My dog Dragon and I did an out-and-back run along the new Long Trail section north of the Winooski River on Sunday.
We bounded up the springy softness of the recently opened single-track before turning around at an unnamed summit about 5 miles from the river. Here, the trail turns a little toward the east before heading up toward Bolton Mountain and finally, Mount Mansfield, Vermont’s highest summit.
This little peak was hardly a mountain at all — only a 2,500 ft high point on the climb up to the summit of Bolton Mountain; a copse of fewer than a dozen spruce and an open ledge of schist slanting toward the sun the only real sign that we’d summited anything at all.

A sunlit, spruce-laden summit on the LT
The Winooski River crossing in Bolton, VT, is the lowest point on the entire Long Trail — at only 350 feet above sea level. If you look at a topographic map of Vermont, the river cuts a long deep furrow east-to-west across the State’s highest mountains — with Camel’s Hump (4,081′) to the south and Bolton Mountain (3,688′) and Mt. Mansfield (4,393′) to the north — before emptying into Lake Champlain.

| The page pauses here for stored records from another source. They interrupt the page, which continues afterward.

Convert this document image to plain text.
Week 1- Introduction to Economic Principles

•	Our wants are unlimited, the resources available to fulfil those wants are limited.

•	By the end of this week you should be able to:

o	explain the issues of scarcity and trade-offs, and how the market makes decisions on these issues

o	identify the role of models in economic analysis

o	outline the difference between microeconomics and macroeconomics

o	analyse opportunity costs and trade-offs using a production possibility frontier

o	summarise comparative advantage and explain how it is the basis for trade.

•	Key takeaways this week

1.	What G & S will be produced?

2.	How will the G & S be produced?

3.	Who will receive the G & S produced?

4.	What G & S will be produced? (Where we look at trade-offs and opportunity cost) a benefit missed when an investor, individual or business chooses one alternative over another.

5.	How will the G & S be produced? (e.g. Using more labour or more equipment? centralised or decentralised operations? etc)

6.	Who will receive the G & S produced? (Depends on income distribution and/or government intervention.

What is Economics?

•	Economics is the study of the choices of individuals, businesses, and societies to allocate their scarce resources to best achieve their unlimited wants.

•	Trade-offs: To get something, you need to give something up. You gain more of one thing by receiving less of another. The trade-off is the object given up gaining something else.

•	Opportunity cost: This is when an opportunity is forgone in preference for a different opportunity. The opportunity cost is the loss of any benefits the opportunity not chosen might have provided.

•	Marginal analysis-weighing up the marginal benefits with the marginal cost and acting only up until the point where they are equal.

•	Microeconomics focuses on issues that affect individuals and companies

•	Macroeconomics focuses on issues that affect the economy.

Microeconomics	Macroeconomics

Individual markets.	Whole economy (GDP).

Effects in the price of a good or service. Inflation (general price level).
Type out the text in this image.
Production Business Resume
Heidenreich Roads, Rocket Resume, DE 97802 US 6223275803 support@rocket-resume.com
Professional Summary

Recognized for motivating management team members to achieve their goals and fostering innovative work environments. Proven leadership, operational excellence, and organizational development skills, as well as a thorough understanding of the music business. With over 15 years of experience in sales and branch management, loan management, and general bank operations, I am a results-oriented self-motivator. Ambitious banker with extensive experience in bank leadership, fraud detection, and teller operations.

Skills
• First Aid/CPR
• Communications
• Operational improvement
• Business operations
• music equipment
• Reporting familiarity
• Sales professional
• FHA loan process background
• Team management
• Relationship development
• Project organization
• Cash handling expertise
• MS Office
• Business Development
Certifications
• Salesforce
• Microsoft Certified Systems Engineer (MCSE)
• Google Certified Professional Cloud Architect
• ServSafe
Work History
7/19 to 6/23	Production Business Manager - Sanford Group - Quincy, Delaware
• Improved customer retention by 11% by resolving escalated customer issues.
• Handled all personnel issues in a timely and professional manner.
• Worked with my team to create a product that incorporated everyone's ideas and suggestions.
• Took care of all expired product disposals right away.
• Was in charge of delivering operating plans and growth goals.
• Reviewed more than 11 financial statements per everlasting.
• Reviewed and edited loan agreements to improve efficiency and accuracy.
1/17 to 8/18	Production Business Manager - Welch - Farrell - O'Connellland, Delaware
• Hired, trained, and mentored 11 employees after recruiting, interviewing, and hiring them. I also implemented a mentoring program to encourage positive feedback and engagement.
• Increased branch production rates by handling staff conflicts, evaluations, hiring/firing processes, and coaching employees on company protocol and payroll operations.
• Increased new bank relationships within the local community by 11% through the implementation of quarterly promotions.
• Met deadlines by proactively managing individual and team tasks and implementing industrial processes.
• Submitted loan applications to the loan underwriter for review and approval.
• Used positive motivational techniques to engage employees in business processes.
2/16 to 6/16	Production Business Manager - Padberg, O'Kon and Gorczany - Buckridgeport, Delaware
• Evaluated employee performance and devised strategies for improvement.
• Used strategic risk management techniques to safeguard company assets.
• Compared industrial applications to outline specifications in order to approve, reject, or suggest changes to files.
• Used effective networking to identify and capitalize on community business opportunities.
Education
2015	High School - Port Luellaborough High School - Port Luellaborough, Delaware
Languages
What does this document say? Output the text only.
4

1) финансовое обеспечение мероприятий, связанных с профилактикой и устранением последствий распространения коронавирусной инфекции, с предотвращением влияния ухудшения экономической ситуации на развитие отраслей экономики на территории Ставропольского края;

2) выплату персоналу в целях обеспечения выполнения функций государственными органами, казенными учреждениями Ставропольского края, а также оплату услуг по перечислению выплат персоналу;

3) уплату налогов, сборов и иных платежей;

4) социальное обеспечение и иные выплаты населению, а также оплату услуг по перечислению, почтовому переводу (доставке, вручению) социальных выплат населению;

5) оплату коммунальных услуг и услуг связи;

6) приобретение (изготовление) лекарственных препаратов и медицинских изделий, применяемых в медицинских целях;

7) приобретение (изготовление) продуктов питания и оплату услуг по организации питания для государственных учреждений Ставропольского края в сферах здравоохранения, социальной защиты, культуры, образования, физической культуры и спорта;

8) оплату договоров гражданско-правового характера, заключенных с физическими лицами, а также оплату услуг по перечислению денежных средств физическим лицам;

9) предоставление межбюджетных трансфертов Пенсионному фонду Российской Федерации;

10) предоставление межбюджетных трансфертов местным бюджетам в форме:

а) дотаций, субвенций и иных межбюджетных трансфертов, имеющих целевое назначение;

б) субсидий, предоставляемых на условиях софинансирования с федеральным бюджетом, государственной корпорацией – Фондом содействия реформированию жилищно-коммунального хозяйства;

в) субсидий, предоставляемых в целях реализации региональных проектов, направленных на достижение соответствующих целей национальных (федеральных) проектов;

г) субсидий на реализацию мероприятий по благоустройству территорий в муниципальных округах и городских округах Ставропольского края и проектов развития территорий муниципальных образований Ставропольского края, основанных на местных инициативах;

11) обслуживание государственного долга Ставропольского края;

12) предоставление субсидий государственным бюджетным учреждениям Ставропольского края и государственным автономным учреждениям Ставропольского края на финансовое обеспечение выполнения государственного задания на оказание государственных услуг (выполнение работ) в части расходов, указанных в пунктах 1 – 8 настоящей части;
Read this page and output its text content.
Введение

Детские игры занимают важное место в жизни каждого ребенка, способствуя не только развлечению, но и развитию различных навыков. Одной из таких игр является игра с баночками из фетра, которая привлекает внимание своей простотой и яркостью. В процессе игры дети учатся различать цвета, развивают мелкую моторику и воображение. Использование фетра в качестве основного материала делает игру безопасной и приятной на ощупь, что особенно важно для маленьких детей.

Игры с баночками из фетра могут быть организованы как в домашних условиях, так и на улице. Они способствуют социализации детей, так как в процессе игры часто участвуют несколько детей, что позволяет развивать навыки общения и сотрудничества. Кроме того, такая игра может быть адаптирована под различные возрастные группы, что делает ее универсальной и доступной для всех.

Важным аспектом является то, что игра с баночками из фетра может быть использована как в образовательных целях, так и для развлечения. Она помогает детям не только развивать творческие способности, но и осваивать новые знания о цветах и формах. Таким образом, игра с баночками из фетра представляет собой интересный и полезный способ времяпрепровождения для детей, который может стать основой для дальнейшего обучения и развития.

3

In the Winooski River Valley
The low, nameless summit on this northern side was more than 2,000′ above the riverbank, and, on a sunny June Sunday, we passed only one person during our 10-mile outing.
The LT is full of sections like this one — miles of open hardwood forest climbing steadily to low-slung summits, some with shelters just off their shoulders, some with spectacular views, and some that are just a brief pause in a longer upward climb.
It doesn’t matter whether I’m climbing Vermont’s highest peak or cruising through the deep green tunnel of the trail’s southern sections. What matters is moving, exploring, finding new places to love, and step by step, building the resilience to go farther, faster, and with as much joy as possible.
Of course, it doesn’t always work out this way, but I work hard to try to make everything I do be a step in that direction.